Once I was finished with this task and still had a decent amount of time I asked the rest of my team if the project would have room for cutscenes. Once I got their okay I started to write some dialogue between the characters which would explain the setting but also the basic game objective. Just doing a simple set of instructions would have been possible but in order to increase the player’s immersion, I decided to phrase the words in old-timey lingo. For example those two key elements


  • defend the Grail until Merlin has prepared his spell (winning condition)

  • don’t let enemies corrupt the Grail (losing condition)

were phrased as follows:


“I shall prepare a spell to banish these undead fiends back to hell where they belong. But that will take some time.  Brave knights, you have to defend the Holy Grail at all costs!  Don’t let the evil fiends taint its radiance, or we all shall perish!


Clothing the game instructions in an archaic style that would fit the medieval setting has been especially fun for me since I was able to make use of my previous study subject. However, looking back I have to admit that the description might have been a bit too wordy at times. Once the instructional part was written I busied myself with drawing some pictures to illustrate the cutscenes. In the end (so basically during the second day) we were even able to add some audio which ended up with me speaking all the roles (even the male characters) because everyone else in the group was still occupied with their art- or programming tasks. The results of my short-lived career as a voice actor ended up being pretty hilarious because there was not enough time to properly tune the male voices.



The end result of our short game project was very simple but functional. Although the main game mechanic was very basic - it consisted of running - the fact that it could be used for different functions (killing enemy, defending Grail, collecting health items for the Grail) made the game far more strategical than previously expected. The addition of a second player enriched the gameplay even more despite the fact that both characters have the same move-set available. They can communicate to divide their tasks, e.g. one is in the outer field, preemptively killing enemies while the other one stays close to the Grail on a more defensive position which once again makes the game more strategic and varied.

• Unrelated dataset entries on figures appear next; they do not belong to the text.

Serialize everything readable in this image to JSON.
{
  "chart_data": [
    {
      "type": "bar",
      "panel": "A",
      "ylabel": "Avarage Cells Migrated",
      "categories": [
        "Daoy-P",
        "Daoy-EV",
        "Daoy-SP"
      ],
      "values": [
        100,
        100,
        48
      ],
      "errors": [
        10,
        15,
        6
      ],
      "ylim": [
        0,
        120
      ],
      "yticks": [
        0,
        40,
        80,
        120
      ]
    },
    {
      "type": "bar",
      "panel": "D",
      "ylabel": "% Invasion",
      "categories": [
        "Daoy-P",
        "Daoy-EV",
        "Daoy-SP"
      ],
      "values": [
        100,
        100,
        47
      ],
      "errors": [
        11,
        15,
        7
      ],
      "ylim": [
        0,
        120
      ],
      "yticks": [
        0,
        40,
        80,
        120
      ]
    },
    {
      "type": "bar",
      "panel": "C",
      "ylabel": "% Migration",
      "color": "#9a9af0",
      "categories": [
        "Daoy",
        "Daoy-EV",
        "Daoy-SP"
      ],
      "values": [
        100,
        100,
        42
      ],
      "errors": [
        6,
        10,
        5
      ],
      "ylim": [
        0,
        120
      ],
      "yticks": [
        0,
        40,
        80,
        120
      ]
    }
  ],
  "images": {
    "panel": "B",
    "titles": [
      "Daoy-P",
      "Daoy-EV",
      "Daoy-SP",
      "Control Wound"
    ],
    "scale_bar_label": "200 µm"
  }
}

Overall I think it has been a very interesting and enriching experience for me, especially since I entered the game jam as a complete novice and did not know what to expect. I think what I enjoyed most was the fact that every member of the team was able to work according to their strengths and everybody brought their unique skills to the table: those who already had done 3D modeling did cool models of the grail knights, the programmers and second-year designers worked together to write the scripts needed for the gameplay and I had the opportunity to contribute with my language and literature background to make the game more coherent and rounded.